Press Review

Czech dailies do not find a common main domestic story today. While MLADA FRONTA DNES leads with a report on another fatal accident on a pedestrian crossing, LIDOVE NOVINY writes about potential Czech participation in a new television station to be launched in Iraq in February, and PRAVO on its front page discusses the question of remuneration for members of supervisory boards of state-run companies.

Czech dailies do not find a common main domestic story today. While MLADA FRONTA DNES leads with a report on another fatal accident on a pedestrian crossing, LIDOVE NOVINY writes about potential Czech participation in a new television station to be launched in Iraq in February, and PRAVO on its front page discusses the question of remuneration for members of supervisory boards of state-run companies.

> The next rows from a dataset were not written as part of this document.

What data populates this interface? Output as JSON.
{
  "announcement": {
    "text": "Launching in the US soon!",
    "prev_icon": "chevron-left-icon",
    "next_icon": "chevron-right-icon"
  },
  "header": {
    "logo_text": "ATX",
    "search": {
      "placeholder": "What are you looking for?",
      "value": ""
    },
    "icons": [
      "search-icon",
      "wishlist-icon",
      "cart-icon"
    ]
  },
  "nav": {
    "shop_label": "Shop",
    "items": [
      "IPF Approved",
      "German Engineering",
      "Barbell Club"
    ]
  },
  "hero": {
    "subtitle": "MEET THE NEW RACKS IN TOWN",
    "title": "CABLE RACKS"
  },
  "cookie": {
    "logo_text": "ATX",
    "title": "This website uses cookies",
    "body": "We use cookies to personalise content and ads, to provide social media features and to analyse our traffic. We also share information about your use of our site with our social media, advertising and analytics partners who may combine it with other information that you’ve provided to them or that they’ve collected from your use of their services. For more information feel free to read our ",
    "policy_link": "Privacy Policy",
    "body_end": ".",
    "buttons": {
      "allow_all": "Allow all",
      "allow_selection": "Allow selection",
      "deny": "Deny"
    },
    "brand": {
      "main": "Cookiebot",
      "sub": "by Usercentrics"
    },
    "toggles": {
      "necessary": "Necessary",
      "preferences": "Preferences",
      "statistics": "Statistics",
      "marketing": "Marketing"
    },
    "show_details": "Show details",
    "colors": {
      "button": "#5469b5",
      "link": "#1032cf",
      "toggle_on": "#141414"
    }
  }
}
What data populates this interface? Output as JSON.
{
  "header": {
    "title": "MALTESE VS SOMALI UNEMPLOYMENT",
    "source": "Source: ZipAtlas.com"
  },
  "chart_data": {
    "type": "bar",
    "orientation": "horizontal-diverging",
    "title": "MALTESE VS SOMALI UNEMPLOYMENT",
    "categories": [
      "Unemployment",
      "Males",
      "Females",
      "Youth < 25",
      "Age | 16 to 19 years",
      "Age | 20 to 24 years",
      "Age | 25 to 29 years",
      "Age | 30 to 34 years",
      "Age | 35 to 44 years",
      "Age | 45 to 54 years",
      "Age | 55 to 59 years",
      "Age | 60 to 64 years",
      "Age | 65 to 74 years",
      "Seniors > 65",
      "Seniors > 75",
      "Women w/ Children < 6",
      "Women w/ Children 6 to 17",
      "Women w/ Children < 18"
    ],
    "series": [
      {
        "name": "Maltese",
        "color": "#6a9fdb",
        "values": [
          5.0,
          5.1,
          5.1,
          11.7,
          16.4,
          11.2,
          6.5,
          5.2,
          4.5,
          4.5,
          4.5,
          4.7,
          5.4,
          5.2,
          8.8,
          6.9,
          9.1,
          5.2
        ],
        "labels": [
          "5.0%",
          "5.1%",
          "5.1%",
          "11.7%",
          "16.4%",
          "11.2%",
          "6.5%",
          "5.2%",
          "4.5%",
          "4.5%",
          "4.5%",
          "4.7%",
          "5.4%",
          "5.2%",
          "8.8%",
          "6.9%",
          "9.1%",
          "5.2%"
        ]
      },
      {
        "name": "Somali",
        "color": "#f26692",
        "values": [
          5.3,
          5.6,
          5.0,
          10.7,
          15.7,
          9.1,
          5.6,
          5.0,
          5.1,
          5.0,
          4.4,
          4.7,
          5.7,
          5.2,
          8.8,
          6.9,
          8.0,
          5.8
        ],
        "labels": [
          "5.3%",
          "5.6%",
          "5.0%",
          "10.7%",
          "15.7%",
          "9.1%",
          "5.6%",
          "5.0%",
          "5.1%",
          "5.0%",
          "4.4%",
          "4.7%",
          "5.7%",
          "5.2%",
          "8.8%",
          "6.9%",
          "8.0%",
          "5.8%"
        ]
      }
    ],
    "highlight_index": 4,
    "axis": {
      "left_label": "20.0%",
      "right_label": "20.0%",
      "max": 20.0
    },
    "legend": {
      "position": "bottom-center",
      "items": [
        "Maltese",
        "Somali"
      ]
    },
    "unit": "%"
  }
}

A Czech-Iraqi TV station could start broadcasting in February, writes LIDOVE NOVINY. The paper interviews the man behind the project, a Czech businessman in his early sixties who wished to remain anonymous. The man also refused to disclose the name of his company because of fears that competition might abuse the information. LIDOVE NOVINY comments that the other five Czech companies that have signed preliminary contracts in Iraq are behaving in a similar way.

The TV station's provisional name is the "Voice of the South" and it is expected to start broadcasting three hours daily in a trial run in February. The "Voice of the South" is expected to broadcast mainly news and current affairs programmes but also children's cartoons. According to LIDOVE NOVINY, the channel should gradually start broadcasting films, including Czech ones. Eight Czechs plus equipment are to leave for Iraq soon to prepare conditions for the business.

PRAVO writes that members of statutory bodies of state-dominated companies receive monthly pay that often exceeds 100,000 crowns, over five times the national average. They also get a number of bonuses and perks such as share options or cars at their disposal. The article follows reports that four representatives of unions and employees on the supervisory board of the state-run power utility CEZ who criticised former director Jaroslav Mil are now, thanks to him, millionaires.

PRAVO explains that the workers' representatives accepted the offer of the board of directors, headed by Mr Mil, and signed an option contract for 100,000 shares in CEZ last year. On top of that they receive a monthly bonus of 100,000 crowns. The union representatives did not have to pay anything for the shares but if they chose to sell them now at market price, they would make around five and a half million crowns.

A headline in LIDOVE NOVINY writes that the Communists have steamrolled the Social Democrats. The headline, of course, refers to the latest poll by the TNS Factum agency which suggests that the Communist Party has overtaken the governing Social Democrats by four percent, which makes it the second strongest party after the opposition Civic Democrats. Political analyst Zdenek Zboril says in LIDOVE NOVINY that disappointed left-wing oriented voters have turned away from the Social Democrats to the only left-wing alternative, the Communists. Most of them no longer make any connection between the current Communist Party and its pre-1989 predecessor, LIDOVE NOVINY quotes political analyst Zdenek Zboril.

On a related topic, the paper carries an analysis of the events of 1989 and concludes that the prime minister of the first post-communist government, Marian Calfa, himself a communist, had a lion's share in persuading the communist majority in the Czechoslovak Federal Assembly to vote for Vaclav Havel in the first post-communist presidential election. LIDOVE NOVINY based its article on a new book by historian Jiri Suk called "Through the Labyrinth of Revolution" in which he studies the circumstances of Vaclav Havel's election and other events of 1989.

MLADA FRONTA DNES carries a sad story. Seven-year-old Honzik Kristin and his friend from the town of Zruc nad Sazavou never arrived at their school yesterday. They were knocked down on a pedestrian crossing by a truck whose driver had allegedly ignored a red light. The paper adds that since January, twelve people have been killed on pedestrian crossings. Last year the toll was 32 pedestrians.

The paper also reports that sexually-motivated violence is on the increase in the capital city. Police have dealt with almost ninety cases of rape in Prague. While in 2000, Prague police investigated 58 cases of rape, the number of reported sexual assaults in 2002 rose to 111, writes MLADA FRONTA DNES.